Liveness and readiness probes

A probe is an indicator of a container's health. It judges health through periodically performing diagnostic actions against a container via kubelet. There are two kinds of probes for determining the state of a container:

  • Liveness probe: This indicates whether or not a container is alive. If a container fails on this probe, kubelet kills it and may restart it based on the restartPolicy of a pod.
  • Readiness probe: This indicates whether a container is ready for incoming traffic. If a pod behind a service isn't ready, its endpoint won't be created until the pod is ready.
The restartPolicy tells us how Kubernetes treats a pod on failures or terminations. It has three modes: Always, OnFailure, or Never. The default is set to Always.

Three kinds of action handlers can be configured to diagnose a container:

  • exec: This executes a defined command inside the container.

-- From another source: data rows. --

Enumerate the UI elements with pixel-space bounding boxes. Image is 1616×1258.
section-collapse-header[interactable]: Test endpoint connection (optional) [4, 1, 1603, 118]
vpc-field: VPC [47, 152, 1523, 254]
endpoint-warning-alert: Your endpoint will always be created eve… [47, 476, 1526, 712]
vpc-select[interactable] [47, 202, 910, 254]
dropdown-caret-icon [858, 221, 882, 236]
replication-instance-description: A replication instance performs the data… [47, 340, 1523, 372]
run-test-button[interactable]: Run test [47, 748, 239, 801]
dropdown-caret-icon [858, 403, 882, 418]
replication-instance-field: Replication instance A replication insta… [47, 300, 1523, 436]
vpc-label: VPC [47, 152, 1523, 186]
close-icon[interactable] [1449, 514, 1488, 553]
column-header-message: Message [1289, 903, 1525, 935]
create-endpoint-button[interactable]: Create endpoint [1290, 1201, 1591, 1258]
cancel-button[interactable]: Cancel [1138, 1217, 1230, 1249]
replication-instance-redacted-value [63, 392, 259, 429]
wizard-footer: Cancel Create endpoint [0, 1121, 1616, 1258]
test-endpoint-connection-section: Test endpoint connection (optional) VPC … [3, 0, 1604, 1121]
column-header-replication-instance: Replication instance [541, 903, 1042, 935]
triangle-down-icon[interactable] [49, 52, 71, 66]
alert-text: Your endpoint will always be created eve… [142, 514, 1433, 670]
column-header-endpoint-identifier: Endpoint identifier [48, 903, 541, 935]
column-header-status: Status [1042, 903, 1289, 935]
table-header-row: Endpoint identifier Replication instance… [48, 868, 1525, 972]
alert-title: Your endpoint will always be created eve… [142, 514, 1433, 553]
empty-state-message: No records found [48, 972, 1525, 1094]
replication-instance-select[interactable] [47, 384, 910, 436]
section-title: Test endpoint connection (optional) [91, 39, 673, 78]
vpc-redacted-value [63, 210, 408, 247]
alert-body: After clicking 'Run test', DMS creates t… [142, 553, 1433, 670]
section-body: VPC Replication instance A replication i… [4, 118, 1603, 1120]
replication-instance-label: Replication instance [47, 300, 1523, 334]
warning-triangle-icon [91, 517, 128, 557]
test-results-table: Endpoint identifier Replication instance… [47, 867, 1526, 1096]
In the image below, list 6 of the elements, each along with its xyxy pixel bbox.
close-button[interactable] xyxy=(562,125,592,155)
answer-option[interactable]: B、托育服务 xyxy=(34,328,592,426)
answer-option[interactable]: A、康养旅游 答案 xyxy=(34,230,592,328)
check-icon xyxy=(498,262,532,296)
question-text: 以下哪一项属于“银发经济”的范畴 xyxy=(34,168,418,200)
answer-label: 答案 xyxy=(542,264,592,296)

It's considered to be successful if the exit code is 0.
  • tcpSocket: This tests a given port via TCP and is successful if the port is opened.
  • httpGet: This performs HTTP GET on the IP address of the target container. Headers in the request to be sent are customizable. This check is considered to be healthy if the status code satisfies 400 > CODE >= 200.

Additionally, there are five parameters that define a probe's behavior:

  • initialDelaySeconds: How long kubelet should wait for before the first probing
  • successThreshold: A container is considered to be healthy only if it got consecutive times of probing successes over this threshold
  • failureThreshold: The same as the previous one, but defines the negative side instead
  • timeoutSeconds: The time limitation of a single probe action
  • periodSeconds: Intervals between probe actions

The following code snippet demonstrates the use of a readiness probe. The full template can be found at https://github.com/PacktPublishing/DevOps-with-Kubernetes-Second-Edition/blob/master/chapter9/9-3_on_pods/probe.yml:

...
containers:
- name: main
image: devopswithkubernetes/okeydokey:v0.0.4
readinessProbe:
httpGet:
path: /
port: 5000
periodSeconds: 5
initialDelaySeconds: 10
successThreshold: 2
failureThreshold: 3
timeoutSeconds: 1
command:
...

In this example, we used some tricks with our main application, which set the starting time of the application to around six seconds and replace the application after 20 seconds with another one that echoes HTTP 500. The application's interaction with the readiness probe is illustrated in the following diagram:

The upper timeline is a pod's real readiness, and the other one is its readiness from Kubernetes' perspective. The first probe executes 10 seconds after the pod is created, and the pod is regarded as ready after two probing successes. A few seconds later, the pod goes out of service due to the termination of our application, and it becomes unready after the next three failures. Try to deploy the preceding example and observe its output:

$ kubectl logs -f my-app-6759578c94-kkc5k
1544137145.530593922 - [sys] pod is created.
1544137151.658855438 - [app] starting server.
1544137155.164726019 - [app] GET / HTTP/1.1
1544137160.165020704 - [app] GET / HTTP/1.1
1544137161.129309654 - [app] GET /from-tester
1544137165.141985178 - [app] GET /from-tester
1544137165.165597677 - [app] GET / HTTP/1.1
1544137168.533407211 - [app] stopping server.
1544137170.169371453 - [500] readiness test fail#1
1544137175.180640604 - [500] readiness test fail#2
1544137180.171766986 - [500] readiness test fail#3

...

In our example file, there is another pod, tester, which is constantly making requests to our service and the log entries. /from-tester in our service represents the requests from the tester. From the tester's activity logs, we can observe that the traffic from tester is stopped after our service becomes unready (notice the activities of two pods around the time 1544137180):

$ kubectl logs tester
1544137141.107777059 - timed out
1544137147.116839441 - timed out
1544137154.078540367 - timed out
1544137160.094933434 - OK
1544137165.136757412 - OK
1544137169.155453804 -
1544137173.161426446 - HTTP/1.1 500
1544137177.167556193 - HTTP/1.1 500
1544137181.173484008 - timed out
1544137187.189133495 - timed out
1544137193.198797682 - timed out
...

Since we didn't configure the liveness probe in our service, the unhealthy container won't be restarted unless we kill it manually. In general, we would use both probes together to automate the healing process.